Business people will wonder also how taxing pension contributions by limiting tax relief on advance corporation tax can do other than raise the cost of employment. It is irrelevant for the Chancellor to justify that measure by claiming, as he did yesterday: Many pension funds are in substantial surplus”.—[Official Report, 2 July 1997; Vol. 297, c. 306.] If they are in surplus, that is a consequence of the funds that have been injected and of their investment performance. Those companies with surplus funds are taking advantage of that by improving their profits through a pension holiday. By definition, eliminating the scope for pension holidays means reducing those profits. It follows that, if those pension funds are in deficit in future, the money to fund them will have to come out of corporate profits. The £5.4 billion that this measure will raise has to come from somewhere. The cost of the Budget is in company profits and individual savings. That is corporation tax by another name for companies and a savings tax by another name for pensions.

It would be churlish of me not to welcome the cut in corporation tax, particularly for small businesses, many of which will benefit in my constituency, but the balance sheet for businesses in the first eight weeks of this Government is in the red—a small cut in their tax bill for a large slice of their pensions and a large increase in pension contributions.

After this Budget, business people will ask whether we have a Government who mean what they say about business, or a Government for whom business was simply a nice idea and who simply said what the electorate hoped they would. The Chancellor’s grand words about investment and long-termism belie a fundamental shift in Government tone and policy—a shift towards a belief that it is Governments who create jobs and shape the economy. The question that business people will be asking is whether new Labour means a new form of socialism—not the ownership socialism of the past, but the regulatory socialism of continental Europe.

The assumption behind the Budget appears to be that the Government can engineer investment, whereas, in the business world, we know that subsidised investment is often the worst form of investment. The other assumption is that the Government can engineer and create jobs, whereas, in the business world, we know that subsidised jobs are often of the poorest quality and temporary.

It is not my intention to be unreasonably contentious, The Chancellor’s aspiration to improve competitiveness and long-termism is, of course, one which we share. It is the means that we contest. This Budget is not a people’s Budget, as the people will have to pay more tax. It is not a Budget for competitiveness or for enterprise. It is a Budget of taxation to enable a Labour Government to pursue political policies that involve spending more of the “people’s money” on their well-meaning, but perhaps ill-judged, projects.

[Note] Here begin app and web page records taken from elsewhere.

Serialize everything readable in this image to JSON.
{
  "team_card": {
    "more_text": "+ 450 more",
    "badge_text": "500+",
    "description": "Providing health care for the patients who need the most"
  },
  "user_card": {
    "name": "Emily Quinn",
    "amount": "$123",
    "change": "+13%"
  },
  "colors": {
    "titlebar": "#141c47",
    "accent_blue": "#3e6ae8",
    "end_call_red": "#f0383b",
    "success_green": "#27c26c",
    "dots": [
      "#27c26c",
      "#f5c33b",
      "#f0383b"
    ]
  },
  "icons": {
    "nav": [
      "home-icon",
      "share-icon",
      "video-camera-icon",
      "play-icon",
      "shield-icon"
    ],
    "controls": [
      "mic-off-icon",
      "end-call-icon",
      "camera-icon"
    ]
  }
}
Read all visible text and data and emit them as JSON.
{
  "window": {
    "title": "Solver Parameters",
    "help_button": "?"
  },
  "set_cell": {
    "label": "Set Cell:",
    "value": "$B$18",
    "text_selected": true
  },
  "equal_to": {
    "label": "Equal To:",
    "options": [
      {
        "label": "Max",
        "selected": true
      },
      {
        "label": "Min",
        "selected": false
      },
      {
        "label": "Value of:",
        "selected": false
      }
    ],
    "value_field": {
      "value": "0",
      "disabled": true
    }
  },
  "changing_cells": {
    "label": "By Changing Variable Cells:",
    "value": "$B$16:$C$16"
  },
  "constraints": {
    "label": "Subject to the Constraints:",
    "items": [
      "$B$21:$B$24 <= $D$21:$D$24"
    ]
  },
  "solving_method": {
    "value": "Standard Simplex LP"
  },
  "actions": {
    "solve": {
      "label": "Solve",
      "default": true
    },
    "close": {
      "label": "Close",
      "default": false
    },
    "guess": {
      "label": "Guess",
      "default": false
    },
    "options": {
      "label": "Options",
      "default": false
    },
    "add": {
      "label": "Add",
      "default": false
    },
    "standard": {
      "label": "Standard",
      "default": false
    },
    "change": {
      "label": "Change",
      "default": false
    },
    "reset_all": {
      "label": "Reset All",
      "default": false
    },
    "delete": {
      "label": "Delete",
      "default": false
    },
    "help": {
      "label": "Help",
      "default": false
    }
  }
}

It is not a good Budget for business, for middle Britain or for my constituents in Tunbridge Wells. The business world is pragmatic, not ideological. Most business men operate in their commercial interests and in those of their shareholders and employees. We judge people by what they deliver, not by what they say. As far as we can, we call a spade a spade. Substance triumphs over style, decisions over reviews, and we will hold the Chancellor to account for his promises. Today, the jury may still be out, but the first signs for business and enterprise are ominous—very ominous indeed.